ON a recent holiday, I was chatting happily with a fellow diner, when I became aware she was looking at me with the kind of fixed grimace you produce when you realise you are in conversation with a mad-man.

We were discussing pets and I was delighted to hear that she was the proud owner of a cockatoo.

“How fascinating,” I enthused. “Does it talk?” She looked mildly stunned, and muttered something about it not actually speaking, but she felt it understood every word she said.

“Do you keep it in a cage, or do you let it fly around the room?” I continued.

“If you let it fly round, you have to be careful if doesn’t poo down the curtains.”

She was shrinking back in her seat now, making strangled gurgling noises, and I assumed her distress was to do with the fact she was missing the feathery fellow.

Then I felt a firm grip on my elbow, as Mrs Hextol came to the rescue, explaining sweetly: “Have you got your hearing aid in? The lady hasn’t got a cockatoo, or any other parrot; she has a cockerpoo, which is a dog, a cross between a cocker spaniel and a poodle.”

Luckily, my recently-acquired suntan hid the crimson flush of embarrassment as I realised I had committed another Dick Emery moment, a term I use in deference to the denim-jacketed creation of Emery, who with “Dad” Roy Kinnear always got things wrong.

The lady was very understanding, but gave me a wide berth for the rest of the cruise, responding to all comments with a nervous giggle.

It was a reminder of a similar gaffe I may have mentioned before, when a diminutive fellow of my acquaintance told me he had lost three stones.

As I spluttered in incredulity, Mrs Hextol was again on hand to inform me the man had actually had three toes surgically removed.

How many misunderstandings have gone unexplained when she had not been there to put a ladder down the hole I have dug for myself I have no idea, but I suspect it is a significant number.
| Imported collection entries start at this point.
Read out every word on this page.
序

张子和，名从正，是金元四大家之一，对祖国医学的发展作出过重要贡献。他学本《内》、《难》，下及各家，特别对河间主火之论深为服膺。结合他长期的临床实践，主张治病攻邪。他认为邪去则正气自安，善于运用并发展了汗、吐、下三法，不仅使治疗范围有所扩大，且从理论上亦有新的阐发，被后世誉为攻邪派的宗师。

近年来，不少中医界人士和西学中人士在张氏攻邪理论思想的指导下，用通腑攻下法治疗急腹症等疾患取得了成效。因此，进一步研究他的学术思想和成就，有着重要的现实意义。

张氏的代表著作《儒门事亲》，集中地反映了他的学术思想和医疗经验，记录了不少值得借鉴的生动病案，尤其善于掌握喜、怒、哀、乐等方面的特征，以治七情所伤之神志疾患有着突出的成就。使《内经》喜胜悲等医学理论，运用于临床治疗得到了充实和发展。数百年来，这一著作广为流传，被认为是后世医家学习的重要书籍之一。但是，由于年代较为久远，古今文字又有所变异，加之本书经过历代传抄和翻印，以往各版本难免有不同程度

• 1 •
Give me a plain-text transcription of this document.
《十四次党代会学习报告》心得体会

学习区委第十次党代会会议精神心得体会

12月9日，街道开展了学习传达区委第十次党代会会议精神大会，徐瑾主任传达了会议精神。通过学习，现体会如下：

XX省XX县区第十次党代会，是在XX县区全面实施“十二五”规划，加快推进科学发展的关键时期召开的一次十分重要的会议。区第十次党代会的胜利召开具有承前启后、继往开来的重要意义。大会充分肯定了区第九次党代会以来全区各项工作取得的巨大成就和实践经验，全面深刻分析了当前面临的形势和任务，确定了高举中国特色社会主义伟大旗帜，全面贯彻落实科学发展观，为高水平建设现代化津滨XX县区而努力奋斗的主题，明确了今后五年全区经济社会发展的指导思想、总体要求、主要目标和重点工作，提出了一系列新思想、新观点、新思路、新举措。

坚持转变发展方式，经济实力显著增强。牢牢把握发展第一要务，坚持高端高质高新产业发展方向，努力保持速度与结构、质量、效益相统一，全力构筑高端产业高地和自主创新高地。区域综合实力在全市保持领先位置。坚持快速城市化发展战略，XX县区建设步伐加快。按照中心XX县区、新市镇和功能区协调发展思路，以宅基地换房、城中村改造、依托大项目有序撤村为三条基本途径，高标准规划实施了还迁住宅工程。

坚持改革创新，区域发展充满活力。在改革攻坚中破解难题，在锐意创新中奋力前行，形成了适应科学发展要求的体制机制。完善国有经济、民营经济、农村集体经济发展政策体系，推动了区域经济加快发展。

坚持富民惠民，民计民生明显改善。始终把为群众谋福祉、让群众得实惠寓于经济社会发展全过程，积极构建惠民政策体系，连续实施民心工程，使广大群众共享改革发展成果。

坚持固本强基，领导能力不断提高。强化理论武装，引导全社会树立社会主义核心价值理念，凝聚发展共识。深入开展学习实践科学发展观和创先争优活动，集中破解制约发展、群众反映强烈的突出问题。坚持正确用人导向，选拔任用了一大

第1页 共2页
My deafness seems to come and go, requiring constant fiddling with the television remote control to turn up the sound in a film, only to be hastily turned down when the adverts come on at a volume so loud as to get the lady living two doors away to rush out and buy some car insurance at the insistence of a fat man with a twirly moustache.

Being deaf does have its upside though, for I sleep through the 4.30am cacophony of the dawn chorus which wakens Mrs Hextol every day without fail. She can also hear an annoying squeak in the car to which I am totally oblivious.

The hearing loss is not the only peril of advancing years I struggle to cope with.

My teeth have always been one of my prime assets, not only for flashing in a winning smile, but also for taking the tops off beer bottles, stripping wire on the frequent occasions I have to reconnect electric cables after cutting through the wire and biting through fishing line on river banks from Cornwall to Sutherland.

No fumbling around inside the many thousands of pockets in fishing bags or waxed jackets in pursuit of a knife or a pair of scissors for me; I just popped the nylon between the mighty gnashers and chomped it to the required length for making up a cast of three flies in a matter of moments.

However, the last time I endeavoured to make up a team of flies, I found I could only give the line a nasty suck rather than severing it, no matter how assiduously I chomped away.

And that wasn’t all – even with my brand new, all-seeing, flexible spectacles, I had the greatest difficulty in finding the eye of the hook through which to thread the nylon once I had shamefully resorted to using scissors.

Several times I thought I had done it, only for the fly to drop to the floor as I succeeded in avoiding the eye on several occasions.

I tried it with specs on, and specs off, with equally unsatisfactory results.

My memory is going too, for while I can remember the names of every FA Cup-winning team from 1946 to the present, I frequently forget why I have come upstairs to fetch something for Mrs Hextol.

Luckily, I cannot hear her plaintive remonstrations.